Cette semaine, la pop star de renommée mondiale est devenue la dernière victime de la pornographie deepfake après que des images de Taylor Swift générées par l'IA aient été partagées des dizaines de millions de fois sur les plateformes de médias sociaux. En conséquence, la « contrefaçon profonde » est revenue à l’attention des législateurs, et des membres du Congrès américain et même de la Maison Blanche ont maintenant exprimé leur point de vue sur la question.

Des images explicites de la chanteuse Taylor Swift, 34 ans, ont été partagées sur Channel. Mais cela n'a pas empêché la diffusion des images, car elles continuent de devenir virales et auraient été vues plus de 40 millions de fois.

En réponse à cet incident, X a activement supprimé ces images et interdit les recherches de TaylorSwift sur la plateforme afin de tenter de freiner sa propagation. "Nous surveillons la situation de près pour garantir que toute nouvelle violation soit traitée immédiatement et que le contenu en question soit supprimé", a déclaré la société dans un communiqué.

Mais la modération sur la plateforme ne suffit peut-être pas. Aujourd’hui, des membres du Congrès et même de la Maison Blanche se penchent sur la question. Le représentant américain Joe Morelle a déclaré que les images fabriquées par l'IA peuvent causer des dommages émotionnels, financiers et à la réputation irréparables - et malheureusement, les femmes sont affectées de manière disproportionnée.

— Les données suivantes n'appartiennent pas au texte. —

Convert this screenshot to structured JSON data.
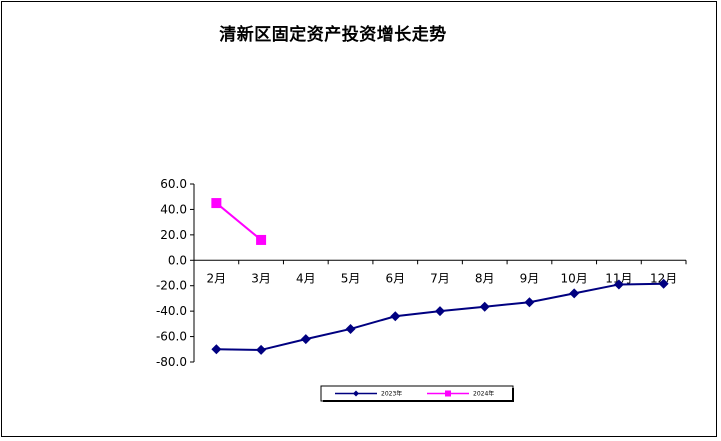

La représentante démocrate Yvette Clark a déclaré : « L'expérience de Taylor Swift n'est pas nouvelle. Pendant des années, les femmes ont été la cible de deepfakes [sans] leur consentement. À mesure que l'intelligence artificielle progresse, il est devenu plus facile et moins coûteux de créer des informations deepfake. »

L’expérience de Taylor Swift n’a rien de nouveau. Les femmes sont ciblées depuis des années par des deepfakes sans leur consentement. Avec les progrès de l’intelligence artificielle, il est devenu plus facile et moins coûteux de créer de fausses nouvelles.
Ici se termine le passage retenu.